Effect of Financial Accountability on Financial Sustainability of Microfinance Institutions in Kenya
Abstract
The study seeks to identify how financial accountability helps the MFIs in terms of financial sustainability in Kenya. As per 2002, the number of MFIs have increased to 14 form 10 while the number of accounts opened for deposit purposes are twenty thousand. This has been indicated to be a decrease, (GOK, 2020), due to the high cost of living. With this reduction, there has been an increase in the loan default according to the CRB. Microfinance has exhibited success as a bridge to poverty reduction, but the issue at hand is to make microfinance institutions sustainable and have fewer defaults from borrowers.

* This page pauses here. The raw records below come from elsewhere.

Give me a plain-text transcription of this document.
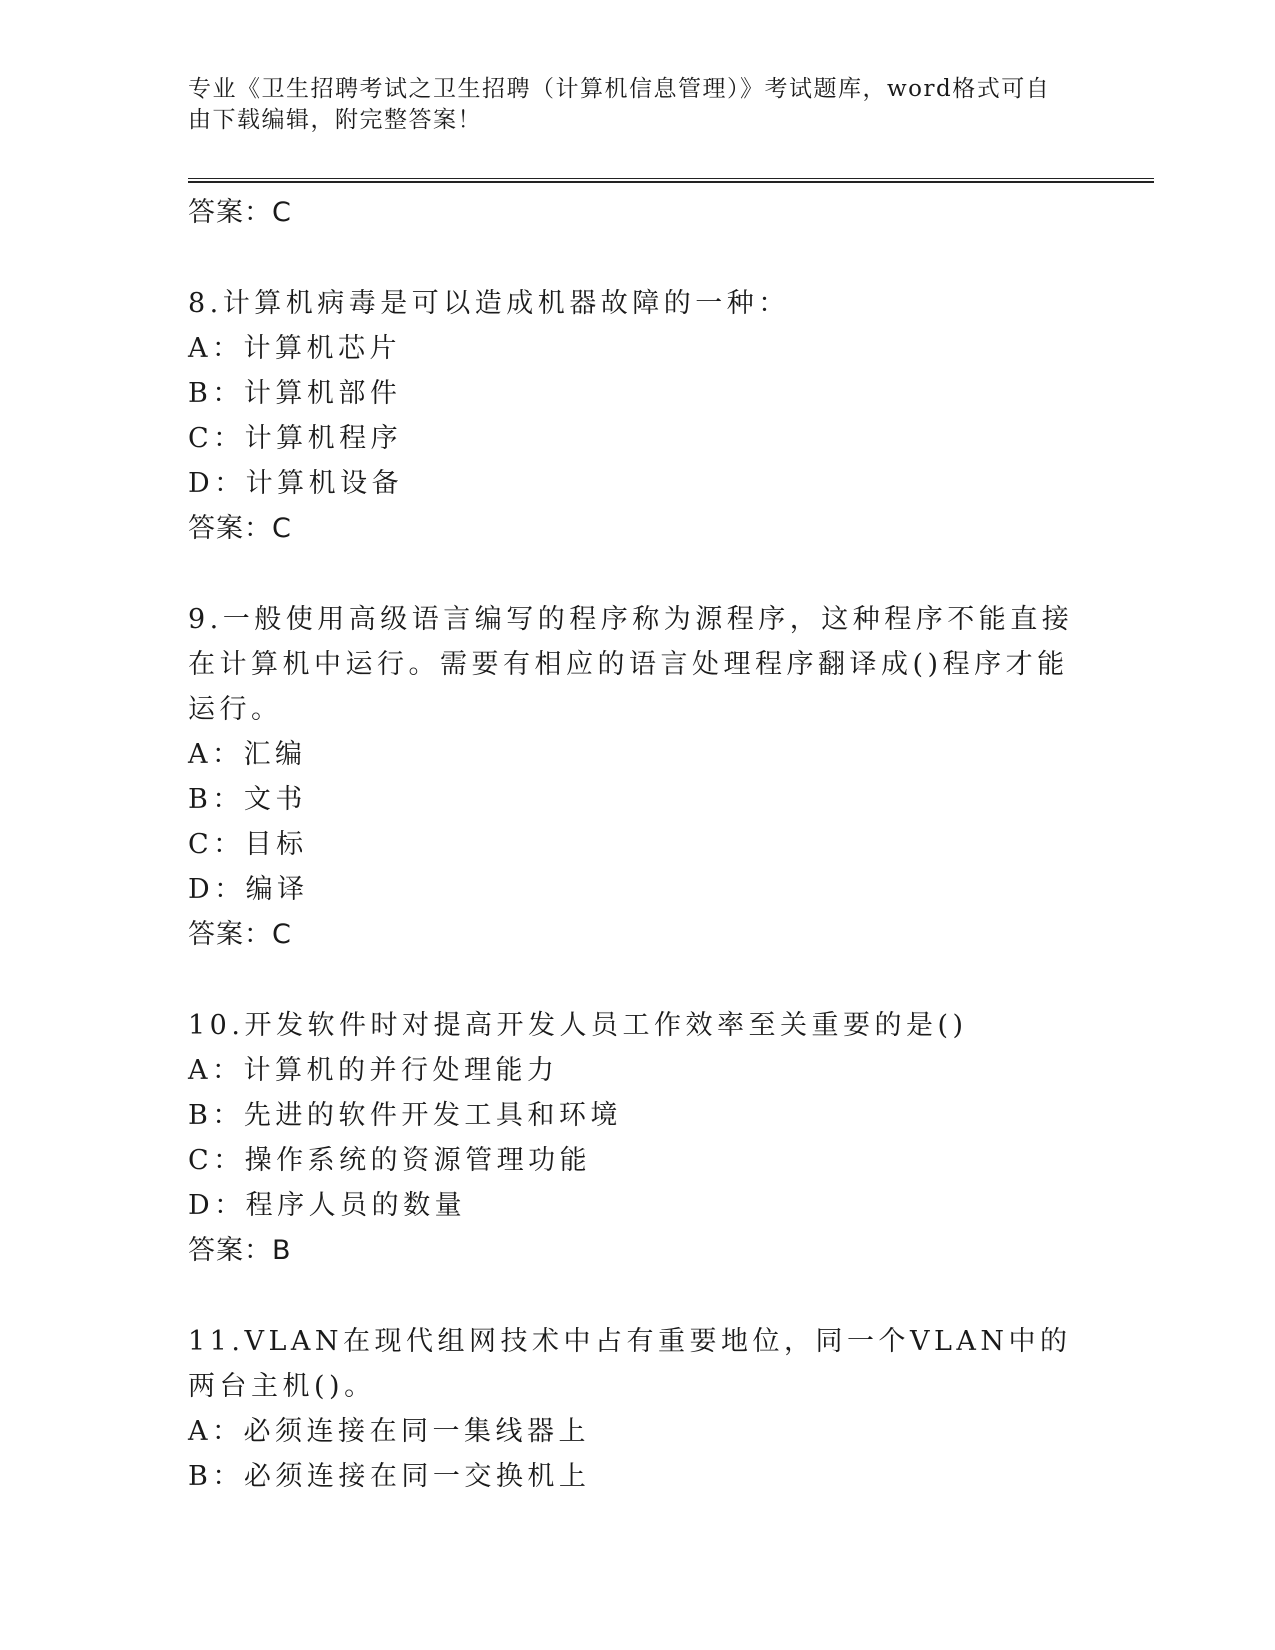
专业《卫生招聘考试之卫生招聘（计算机信息管理）》考试题库，word格式可自由下载编辑，附完整答案！
答案：C
8.计算机病毒是可以造成机器故障的一种：
A：计算机芯片
B：计算机部件
C：计算机程序
D：计算机设备
答案：C
9.一般使用高级语言编写的程序称为源程序，这种程序不能直接在计算机中运行。需要有相应的语言处理程序翻译成()程序才能运行。
A：汇编
B：文书
C：目标
D：编译
答案：C
10.开发软件时对提高开发人员工作效率至关重要的是()
A：计算机的并行处理能力
B：先进的软件开发工具和环境
C：操作系统的资源管理功能
D：程序人员的数量
答案：B
11.VLAN在现代组网技术中占有重要地位，同一个VLAN中的两台主机()。
A：必须连接在同一集线器上
B：必须连接在同一交换机上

By increasing the number of individuals reached, and the number of financial products, it can be made available not just to the moderate poor at whom it has traditionally been targeted, but also to the extremely poor and the vulnerable non-poor. Therefore, the main objective of this research study will be to find out the effect of financial accountability on financial sustainability of Microfinance Institution in Kenya. The specific objectives were to determine how financial control, financial monitoring, financial planning and transparency affect financial sustainability. On the theoretical review the study will be guided by three theories: principal-agent theory (agency theory), Resource mobilization theory and social strain theory. Descriptive research design will be used in the study. The target population includes managerial staffs which is a total of 145 head office heads, middle level officers and lower-level officers in the microfinance institution in Kenya. Stratified random sampling will be used to arrive at target group while simple random sampling will be done to get the sample size. The sample size is 73.1% of the target population which is 106 respondents. Data will be collected using Questionnaires. The study will use the quantitative and qualitative data analysis methods.